Une rose poussait à côté de chaque banc de bois, une "romance" s'épanouissait sur chaque banc et les romantiques qui n'atteignaient pas la rive glissaient frénétiquement dans les pâturages verdoyants et indifférents, laissant ainsi libre cours à leurs rites osés.

Souvent, un étranger censuré les scènes, la grande majorité, ne réalisait même pas les corps.

Chiens errants, mouches cyniques et quelques autres boules bizarres, enjouées, parcouraient les berges, partageaient des espaces avec les absents, avec les absents.


Chaque rose était un témoin des promesses des possédés, de leurs rêves sans fin en éveil, assistait impassiblement à l’enterrement des sentiments; Il a souvent vu le triomphe des péchés capitaux.

Une banque s'est révoltée et a protesté contre le détournement de temps, l'abandon des vertus, l'annulation des âmes; Il se laissa lentement pourrir, suicide exemplaire.

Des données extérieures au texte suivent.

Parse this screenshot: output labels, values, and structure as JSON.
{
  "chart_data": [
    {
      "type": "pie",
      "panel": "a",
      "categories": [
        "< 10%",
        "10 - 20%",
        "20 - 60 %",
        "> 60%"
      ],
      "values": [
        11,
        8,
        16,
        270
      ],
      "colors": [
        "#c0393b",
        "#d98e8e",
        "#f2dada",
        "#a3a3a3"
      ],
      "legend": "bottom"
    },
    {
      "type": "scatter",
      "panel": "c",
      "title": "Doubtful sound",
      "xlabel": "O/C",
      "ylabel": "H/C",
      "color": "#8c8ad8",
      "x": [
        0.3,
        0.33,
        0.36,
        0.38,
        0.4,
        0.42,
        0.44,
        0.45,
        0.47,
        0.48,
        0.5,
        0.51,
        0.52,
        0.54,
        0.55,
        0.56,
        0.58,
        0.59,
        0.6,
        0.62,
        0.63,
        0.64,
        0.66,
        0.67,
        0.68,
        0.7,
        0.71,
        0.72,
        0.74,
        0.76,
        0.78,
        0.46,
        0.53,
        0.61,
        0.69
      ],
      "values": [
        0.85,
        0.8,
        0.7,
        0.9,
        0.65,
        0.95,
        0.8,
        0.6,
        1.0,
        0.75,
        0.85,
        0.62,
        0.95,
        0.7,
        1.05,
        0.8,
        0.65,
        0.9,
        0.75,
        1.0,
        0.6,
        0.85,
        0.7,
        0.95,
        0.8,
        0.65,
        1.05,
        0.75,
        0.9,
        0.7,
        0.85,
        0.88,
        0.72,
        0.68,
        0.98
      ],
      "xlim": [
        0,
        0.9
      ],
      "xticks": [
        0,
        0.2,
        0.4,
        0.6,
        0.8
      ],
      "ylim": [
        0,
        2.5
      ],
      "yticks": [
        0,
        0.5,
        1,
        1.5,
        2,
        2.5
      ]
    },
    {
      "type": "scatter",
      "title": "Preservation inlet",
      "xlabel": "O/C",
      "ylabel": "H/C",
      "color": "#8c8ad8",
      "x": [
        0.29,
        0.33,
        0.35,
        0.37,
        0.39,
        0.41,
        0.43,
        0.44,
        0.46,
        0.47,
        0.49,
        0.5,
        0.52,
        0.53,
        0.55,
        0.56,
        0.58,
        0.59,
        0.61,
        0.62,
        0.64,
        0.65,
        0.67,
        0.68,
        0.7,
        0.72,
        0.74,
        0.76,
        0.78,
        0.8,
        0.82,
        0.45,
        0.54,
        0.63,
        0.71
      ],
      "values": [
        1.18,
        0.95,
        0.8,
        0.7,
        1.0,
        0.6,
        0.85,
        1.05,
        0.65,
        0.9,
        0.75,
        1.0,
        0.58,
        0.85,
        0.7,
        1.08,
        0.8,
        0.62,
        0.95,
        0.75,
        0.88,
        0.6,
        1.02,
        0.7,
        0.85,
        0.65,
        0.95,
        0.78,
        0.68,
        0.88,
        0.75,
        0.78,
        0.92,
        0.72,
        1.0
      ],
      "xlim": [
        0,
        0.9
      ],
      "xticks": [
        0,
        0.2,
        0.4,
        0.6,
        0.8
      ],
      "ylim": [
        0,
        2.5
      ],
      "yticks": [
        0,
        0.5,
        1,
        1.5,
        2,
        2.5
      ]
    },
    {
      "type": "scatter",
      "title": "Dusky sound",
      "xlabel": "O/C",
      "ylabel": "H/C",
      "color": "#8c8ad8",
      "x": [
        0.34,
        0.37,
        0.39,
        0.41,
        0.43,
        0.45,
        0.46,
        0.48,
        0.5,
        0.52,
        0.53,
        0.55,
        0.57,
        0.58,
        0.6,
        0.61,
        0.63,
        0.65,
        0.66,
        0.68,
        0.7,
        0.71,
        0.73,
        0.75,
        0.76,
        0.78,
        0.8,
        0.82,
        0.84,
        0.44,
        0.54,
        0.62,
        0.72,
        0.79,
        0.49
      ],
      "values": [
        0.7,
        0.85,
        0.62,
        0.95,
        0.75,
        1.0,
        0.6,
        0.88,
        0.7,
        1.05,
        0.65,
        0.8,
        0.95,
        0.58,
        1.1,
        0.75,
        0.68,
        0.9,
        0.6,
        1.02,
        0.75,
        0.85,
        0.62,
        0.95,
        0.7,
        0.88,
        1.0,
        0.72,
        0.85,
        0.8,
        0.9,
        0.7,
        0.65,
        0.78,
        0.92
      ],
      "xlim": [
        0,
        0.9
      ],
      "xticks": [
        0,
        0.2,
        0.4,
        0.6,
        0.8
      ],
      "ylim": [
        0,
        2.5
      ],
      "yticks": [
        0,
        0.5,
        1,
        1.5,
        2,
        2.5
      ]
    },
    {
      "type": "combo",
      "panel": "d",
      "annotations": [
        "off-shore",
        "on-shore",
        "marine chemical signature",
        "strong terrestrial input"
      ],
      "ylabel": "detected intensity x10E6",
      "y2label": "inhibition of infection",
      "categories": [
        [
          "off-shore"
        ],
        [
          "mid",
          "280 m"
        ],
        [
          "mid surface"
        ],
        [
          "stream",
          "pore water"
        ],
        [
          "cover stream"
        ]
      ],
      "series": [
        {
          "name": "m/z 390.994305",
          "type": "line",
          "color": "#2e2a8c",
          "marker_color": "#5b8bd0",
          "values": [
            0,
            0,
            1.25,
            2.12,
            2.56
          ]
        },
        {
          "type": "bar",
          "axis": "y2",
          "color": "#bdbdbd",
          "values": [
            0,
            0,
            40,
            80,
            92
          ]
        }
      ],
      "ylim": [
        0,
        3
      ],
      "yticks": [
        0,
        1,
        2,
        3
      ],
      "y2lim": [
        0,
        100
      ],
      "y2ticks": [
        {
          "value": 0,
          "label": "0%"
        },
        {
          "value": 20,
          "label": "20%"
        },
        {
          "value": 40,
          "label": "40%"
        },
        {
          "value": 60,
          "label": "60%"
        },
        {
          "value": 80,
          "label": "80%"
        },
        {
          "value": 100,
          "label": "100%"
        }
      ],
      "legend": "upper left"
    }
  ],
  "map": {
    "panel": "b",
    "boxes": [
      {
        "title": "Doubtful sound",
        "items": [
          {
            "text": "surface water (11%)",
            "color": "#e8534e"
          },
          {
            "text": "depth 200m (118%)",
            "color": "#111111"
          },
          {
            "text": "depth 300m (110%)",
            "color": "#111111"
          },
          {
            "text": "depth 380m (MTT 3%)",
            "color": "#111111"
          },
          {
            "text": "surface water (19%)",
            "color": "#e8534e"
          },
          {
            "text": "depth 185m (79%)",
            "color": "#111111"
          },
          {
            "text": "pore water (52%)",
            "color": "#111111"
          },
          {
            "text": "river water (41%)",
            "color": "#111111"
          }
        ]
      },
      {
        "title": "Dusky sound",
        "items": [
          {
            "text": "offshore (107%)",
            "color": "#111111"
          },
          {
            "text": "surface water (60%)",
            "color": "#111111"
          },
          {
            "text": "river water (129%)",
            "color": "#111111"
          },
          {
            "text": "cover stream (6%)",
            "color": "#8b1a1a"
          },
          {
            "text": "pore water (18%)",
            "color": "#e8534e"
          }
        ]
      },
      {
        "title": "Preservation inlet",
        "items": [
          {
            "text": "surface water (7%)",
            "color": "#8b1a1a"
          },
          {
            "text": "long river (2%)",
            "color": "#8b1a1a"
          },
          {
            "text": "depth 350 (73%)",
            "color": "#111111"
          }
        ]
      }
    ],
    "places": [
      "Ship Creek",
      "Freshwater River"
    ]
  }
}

Un à un, les rosiers, consternés par l'acte noble, communiant avec l'idéal de la banque, partageant empiriquement leur déclaration héroïque, se sont également suicidés.

Aujourd'hui, dans cet endroit, il n'y a que beaucoup de bois putréfié, de fer tordu et rouillé, et le souvenir d'un désir expressif et libre qui n'a jamais germé est évoqué, l'amour.